Pourtant aux Antilles Françaises, les pulvérisations se sont poursuivies trente ans après. A croire qu'ils étaient sourds ou aveugle. D'aucun ne pourra dire, qu'il ne savait pas. A cette époque, de forts indices de pollutions et des preuves locales de contamination desécosystèmes ou des aliments ont été cités de manière récurrente depuis la fin des années 1970, notamment par les rapports suivants :le rapport Snégaroff (INRA, 1977) ;le rapport Kermarec, 1979-1980 ;une étude de l’estuaire du Grand Carbet (UNESCO, 1993) ;le rapport Balland-Mestres-Faget, mission d’inspection diligentée par les ministères de l’environnement et de l’agriculture (1998).

D'autres rapports suivront dans les années 2000, mais aucune interdiction n'est engagée par le Gouvernement, aveuglé par l'argent du Lobby (béké) des producteurs de banane. Lobby qui tient les mêmes discours pour que les pulvérisations se poursuivent : Concurrence avec la Banane Dollar et les intempéries. Dans le reste du Monde, le pesticide est interdit , aux Antilles-Françaises, il sera utilisé jusqu’en 1990, date où il perd enfin son autorisation.

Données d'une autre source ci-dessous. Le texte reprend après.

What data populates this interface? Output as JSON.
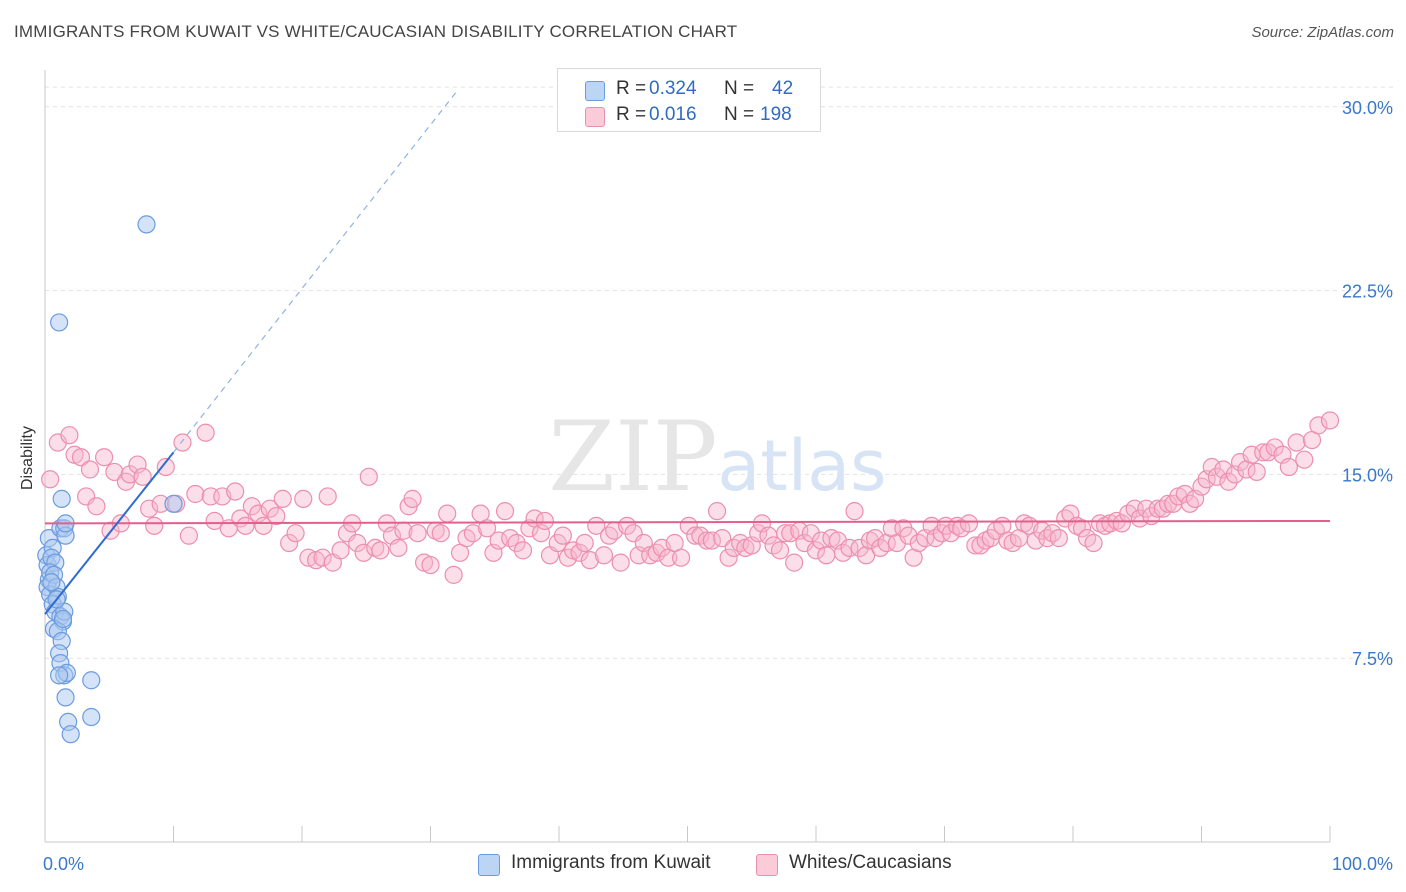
{
  "header": {
    "title": "IMMIGRANTS FROM KUWAIT VS WHITE/CAUCASIAN DISABILITY CORRELATION CHART",
    "source": "Source: ZipAtlas.com"
  },
  "watermark": {
    "zip": "ZIP",
    "atlas": "atlas"
  },
  "legend": {
    "r_label": "R =",
    "n_label": "N =",
    "series": [
      {
        "name": "Immigrants from Kuwait",
        "r": "0.324",
        "n": "42",
        "fill": "#a9c7f0",
        "stroke": "#6b9be0"
      },
      {
        "name": "Whites/Caucasians",
        "r": "0.016",
        "n": "198",
        "fill": "#f7b6cb",
        "stroke": "#ec8fae"
      }
    ]
  },
  "colors": {
    "blue_line": "#2f6cd0",
    "pink_line": "#e2608c",
    "axis_label": "#3a78c9",
    "grid": "#e2e2e2"
  },
  "chart_data": {
    "type": "scatter",
    "title": "IMMIGRANTS FROM KUWAIT VS WHITE/CAUCASIAN DISABILITY CORRELATION CHART",
    "xlabel": "",
    "ylabel": "Disability",
    "xlim": [
      0,
      100
    ],
    "ylim": [
      0,
      31.5
    ],
    "x_tick_labels": [
      "0.0%",
      "100.0%"
    ],
    "y_ticks": [
      7.5,
      15.0,
      22.5,
      30.0
    ],
    "y_tick_labels": [
      "7.5%",
      "15.0%",
      "22.5%",
      "30.0%"
    ],
    "grid": true,
    "series": [
      {
        "name": "Immigrants from Kuwait",
        "trend": {
          "x0": 0.0,
          "y0": 9.3,
          "x1": 10.0,
          "y1": 15.9,
          "dash_to": [
            32.0,
            30.6
          ]
        },
        "points": [
          [
            0.1,
            11.7
          ],
          [
            0.2,
            11.3
          ],
          [
            0.3,
            10.7
          ],
          [
            0.2,
            10.4
          ],
          [
            0.4,
            10.1
          ],
          [
            0.3,
            12.4
          ],
          [
            0.6,
            12.0
          ],
          [
            0.5,
            11.6
          ],
          [
            0.8,
            11.4
          ],
          [
            0.4,
            11.0
          ],
          [
            0.7,
            10.9
          ],
          [
            0.9,
            10.4
          ],
          [
            1.0,
            10.0
          ],
          [
            0.6,
            9.7
          ],
          [
            0.8,
            9.4
          ],
          [
            1.2,
            9.2
          ],
          [
            1.4,
            9.0
          ],
          [
            1.5,
            9.4
          ],
          [
            0.7,
            8.7
          ],
          [
            1.0,
            8.6
          ],
          [
            1.3,
            8.2
          ],
          [
            1.1,
            7.7
          ],
          [
            1.2,
            7.3
          ],
          [
            1.5,
            6.8
          ],
          [
            1.7,
            6.9
          ],
          [
            1.1,
            6.8
          ],
          [
            1.6,
            5.9
          ],
          [
            1.8,
            4.9
          ],
          [
            2.0,
            4.4
          ],
          [
            3.6,
            6.6
          ],
          [
            3.6,
            5.1
          ],
          [
            1.2,
            12.8
          ],
          [
            1.5,
            12.8
          ],
          [
            1.6,
            12.5
          ],
          [
            1.3,
            14.0
          ],
          [
            1.1,
            21.2
          ],
          [
            7.9,
            25.2
          ],
          [
            10.0,
            13.8
          ],
          [
            1.6,
            13.0
          ],
          [
            0.5,
            10.6
          ],
          [
            0.9,
            9.9
          ],
          [
            1.4,
            9.1
          ]
        ]
      },
      {
        "name": "Whites/Caucasians",
        "trend": {
          "x0": 0.0,
          "y0": 13.0,
          "x1": 100.0,
          "y1": 13.1
        },
        "points": [
          [
            0.4,
            14.8
          ],
          [
            1.0,
            16.3
          ],
          [
            1.9,
            16.6
          ],
          [
            2.3,
            15.8
          ],
          [
            2.8,
            15.7
          ],
          [
            3.2,
            14.1
          ],
          [
            3.5,
            15.2
          ],
          [
            4.0,
            13.7
          ],
          [
            4.6,
            15.7
          ],
          [
            5.1,
            12.7
          ],
          [
            5.4,
            15.1
          ],
          [
            5.9,
            13.0
          ],
          [
            6.3,
            14.7
          ],
          [
            6.6,
            15.0
          ],
          [
            7.2,
            15.4
          ],
          [
            7.6,
            14.9
          ],
          [
            8.1,
            13.6
          ],
          [
            8.5,
            12.9
          ],
          [
            9.0,
            13.8
          ],
          [
            9.4,
            15.3
          ],
          [
            10.2,
            13.8
          ],
          [
            10.7,
            16.3
          ],
          [
            11.2,
            12.5
          ],
          [
            11.7,
            14.2
          ],
          [
            12.5,
            16.7
          ],
          [
            12.9,
            14.1
          ],
          [
            13.2,
            13.1
          ],
          [
            13.8,
            14.1
          ],
          [
            14.3,
            12.8
          ],
          [
            14.8,
            14.3
          ],
          [
            15.2,
            13.2
          ],
          [
            15.6,
            12.9
          ],
          [
            16.1,
            13.7
          ],
          [
            16.6,
            13.4
          ],
          [
            17.0,
            12.9
          ],
          [
            17.5,
            13.6
          ],
          [
            18.0,
            13.3
          ],
          [
            18.5,
            14.0
          ],
          [
            19.0,
            12.2
          ],
          [
            19.5,
            12.6
          ],
          [
            20.1,
            14.0
          ],
          [
            20.5,
            11.6
          ],
          [
            21.1,
            11.5
          ],
          [
            21.6,
            11.6
          ],
          [
            22.0,
            14.1
          ],
          [
            22.4,
            11.4
          ],
          [
            23.0,
            11.9
          ],
          [
            23.5,
            12.6
          ],
          [
            23.9,
            13.0
          ],
          [
            24.3,
            12.2
          ],
          [
            24.8,
            11.8
          ],
          [
            25.2,
            14.9
          ],
          [
            25.7,
            12.0
          ],
          [
            26.1,
            11.9
          ],
          [
            26.6,
            13.0
          ],
          [
            27.0,
            12.5
          ],
          [
            27.5,
            12.0
          ],
          [
            27.9,
            12.7
          ],
          [
            28.3,
            13.7
          ],
          [
            28.6,
            14.0
          ],
          [
            29.0,
            12.6
          ],
          [
            29.5,
            11.4
          ],
          [
            30.0,
            11.3
          ],
          [
            30.4,
            12.7
          ],
          [
            30.8,
            12.6
          ],
          [
            31.3,
            13.4
          ],
          [
            31.8,
            10.9
          ],
          [
            32.3,
            11.8
          ],
          [
            32.8,
            12.4
          ],
          [
            33.3,
            12.6
          ],
          [
            33.9,
            13.4
          ],
          [
            34.4,
            12.8
          ],
          [
            34.9,
            11.8
          ],
          [
            35.3,
            12.3
          ],
          [
            35.8,
            13.5
          ],
          [
            36.2,
            12.4
          ],
          [
            36.7,
            12.2
          ],
          [
            37.2,
            11.9
          ],
          [
            37.7,
            12.8
          ],
          [
            38.1,
            13.2
          ],
          [
            38.6,
            12.6
          ],
          [
            38.9,
            13.1
          ],
          [
            39.3,
            11.7
          ],
          [
            39.9,
            12.2
          ],
          [
            40.3,
            12.5
          ],
          [
            40.7,
            11.6
          ],
          [
            41.1,
            11.9
          ],
          [
            41.6,
            11.8
          ],
          [
            42.0,
            12.2
          ],
          [
            42.4,
            11.5
          ],
          [
            42.9,
            12.9
          ],
          [
            43.5,
            11.7
          ],
          [
            43.9,
            12.5
          ],
          [
            44.3,
            12.7
          ],
          [
            44.8,
            11.4
          ],
          [
            45.3,
            12.9
          ],
          [
            45.8,
            12.6
          ],
          [
            46.2,
            11.7
          ],
          [
            46.6,
            12.2
          ],
          [
            47.1,
            11.7
          ],
          [
            47.6,
            11.8
          ],
          [
            48.0,
            12.0
          ],
          [
            48.5,
            11.6
          ],
          [
            49.0,
            12.2
          ],
          [
            49.5,
            11.6
          ],
          [
            50.1,
            12.9
          ],
          [
            50.6,
            12.5
          ],
          [
            51.0,
            12.5
          ],
          [
            51.5,
            12.3
          ],
          [
            51.9,
            12.3
          ],
          [
            52.3,
            13.5
          ],
          [
            52.7,
            12.4
          ],
          [
            53.2,
            11.6
          ],
          [
            53.6,
            12.0
          ],
          [
            54.1,
            12.2
          ],
          [
            54.5,
            12.0
          ],
          [
            55.0,
            12.1
          ],
          [
            55.5,
            12.6
          ],
          [
            55.8,
            13.0
          ],
          [
            56.3,
            12.5
          ],
          [
            56.7,
            12.1
          ],
          [
            57.2,
            11.9
          ],
          [
            57.6,
            12.6
          ],
          [
            58.0,
            12.6
          ],
          [
            58.3,
            11.4
          ],
          [
            58.7,
            12.7
          ],
          [
            59.1,
            12.2
          ],
          [
            59.6,
            12.6
          ],
          [
            60.0,
            11.9
          ],
          [
            60.4,
            12.3
          ],
          [
            60.8,
            11.7
          ],
          [
            61.2,
            12.4
          ],
          [
            61.7,
            12.3
          ],
          [
            62.1,
            11.8
          ],
          [
            62.6,
            12.0
          ],
          [
            63.0,
            13.5
          ],
          [
            63.4,
            12.0
          ],
          [
            63.9,
            11.7
          ],
          [
            64.2,
            12.3
          ],
          [
            64.6,
            12.4
          ],
          [
            65.0,
            12.0
          ],
          [
            65.5,
            12.2
          ],
          [
            65.9,
            12.8
          ],
          [
            66.3,
            12.2
          ],
          [
            66.8,
            12.8
          ],
          [
            67.2,
            12.5
          ],
          [
            67.6,
            11.6
          ],
          [
            68.0,
            12.2
          ],
          [
            68.5,
            12.4
          ],
          [
            69.0,
            12.9
          ],
          [
            69.3,
            12.4
          ],
          [
            69.8,
            12.6
          ],
          [
            70.1,
            12.9
          ],
          [
            70.5,
            12.6
          ],
          [
            71.0,
            12.9
          ],
          [
            71.3,
            12.8
          ],
          [
            71.9,
            13.0
          ],
          [
            72.4,
            12.1
          ],
          [
            72.8,
            12.1
          ],
          [
            73.2,
            12.3
          ],
          [
            73.6,
            12.4
          ],
          [
            74.0,
            12.7
          ],
          [
            74.5,
            12.9
          ],
          [
            74.9,
            12.3
          ],
          [
            75.3,
            12.2
          ],
          [
            75.8,
            12.4
          ],
          [
            76.2,
            13.0
          ],
          [
            76.6,
            12.9
          ],
          [
            77.1,
            12.3
          ],
          [
            77.6,
            12.7
          ],
          [
            78.0,
            12.4
          ],
          [
            78.4,
            12.6
          ],
          [
            78.9,
            12.4
          ],
          [
            79.4,
            13.2
          ],
          [
            79.8,
            13.4
          ],
          [
            80.3,
            12.9
          ],
          [
            80.7,
            12.8
          ],
          [
            81.1,
            12.4
          ],
          [
            81.6,
            12.2
          ],
          [
            82.1,
            13.0
          ],
          [
            82.5,
            12.9
          ],
          [
            82.9,
            13.0
          ],
          [
            83.4,
            13.1
          ],
          [
            83.8,
            13.0
          ],
          [
            84.3,
            13.4
          ],
          [
            84.8,
            13.6
          ],
          [
            85.2,
            13.2
          ],
          [
            85.7,
            13.6
          ],
          [
            86.1,
            13.3
          ],
          [
            86.6,
            13.6
          ],
          [
            87.0,
            13.6
          ],
          [
            87.4,
            13.8
          ],
          [
            87.8,
            13.8
          ],
          [
            88.2,
            14.1
          ],
          [
            88.7,
            14.2
          ],
          [
            89.1,
            13.8
          ],
          [
            89.5,
            14.0
          ],
          [
            90.0,
            14.5
          ],
          [
            90.4,
            14.8
          ],
          [
            90.8,
            15.3
          ],
          [
            91.2,
            14.9
          ],
          [
            91.7,
            15.2
          ],
          [
            92.1,
            14.7
          ],
          [
            92.6,
            15.0
          ],
          [
            93.0,
            15.5
          ],
          [
            93.5,
            15.2
          ],
          [
            93.9,
            15.8
          ],
          [
            94.3,
            15.1
          ],
          [
            94.8,
            15.9
          ],
          [
            95.2,
            15.9
          ],
          [
            95.7,
            16.1
          ],
          [
            96.3,
            15.8
          ],
          [
            96.8,
            15.3
          ],
          [
            97.4,
            16.3
          ],
          [
            98.0,
            15.6
          ],
          [
            98.6,
            16.4
          ],
          [
            99.1,
            17.0
          ],
          [
            100.0,
            17.2
          ]
        ]
      }
    ]
  }
}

Les Conséquences du Chlordécone :

Le chlordécone est connu pour provoquer des atteintes neurologiques, des perturbations du système hormonal, des troubles de l’appareil reproductif, des retards cognitifs chez l’enfant, et un accroissement du risque de survenue de certains cancers. Plusieurs études sanitaires ont été menées aux Antilles françaises pour tenter de cerner les impacts sur la population de deux décennies d’exposition continue. On y relève notamment un taux de cancer de la prostate parmi les plus élevés au monde. L’étude Karuprostate de Luc Multigner et Pascal Blanchet au Centre hospitalier universitaire de Pointe-à-Pitre a conclu en 2010 que parmi les hommes âgés entre 45 et 75 ans, 22 % des plus imprégnés en chlordécone « présentent un risque augmenté de 77 % de survenue de cancer de la prostate » par rapport au groupe le moins contaminé, indique le rapport, qui a été remis à la juge d’instruction.

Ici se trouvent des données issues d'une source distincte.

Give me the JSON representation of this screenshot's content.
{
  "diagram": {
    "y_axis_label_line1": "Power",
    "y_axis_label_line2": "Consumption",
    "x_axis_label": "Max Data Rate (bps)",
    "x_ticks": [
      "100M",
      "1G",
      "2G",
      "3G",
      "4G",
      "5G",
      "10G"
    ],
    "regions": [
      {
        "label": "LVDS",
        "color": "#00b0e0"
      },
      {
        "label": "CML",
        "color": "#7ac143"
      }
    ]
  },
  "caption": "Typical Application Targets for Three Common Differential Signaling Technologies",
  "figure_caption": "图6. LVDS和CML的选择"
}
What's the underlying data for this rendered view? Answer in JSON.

« Au cours de la dernière décennie, du fait de l’emploi du chlordécone dans les bananeraies, une fraction de la population des Antilles présentait des situations dites à risque », poursuit le document. C’est par exemple le cas de 15,6 % des plus de 16 ans en Martinique au cours de la période 2003-2004.

En 2012, l’étude dite Ti-Moun met en évidence une corrélation entre des retards de développement chez des nourrissons et le degré de contamination de leur mère au moment de la grossesse. Et d’autres investigations sont en cours. Les experts soulignent que toutes ces conclusions sanitaires concernent la décennie 2000 : le manque de données ne permet pas de se prononcer sur les périodes antérieures, en particulier lorsque le chlordécone était encore utilisé. Sans surprise, ils estiment vraisemblable que les travailleurs des bananeraies, leur familles et les riverains aient été plus massivement affectés.

Dès lors, la mise en place d'une indemnisation pour les marins pêcheurs est une première, faire une comparaison entre Guadeloupe et Martinique ne serait pas la bienvenue.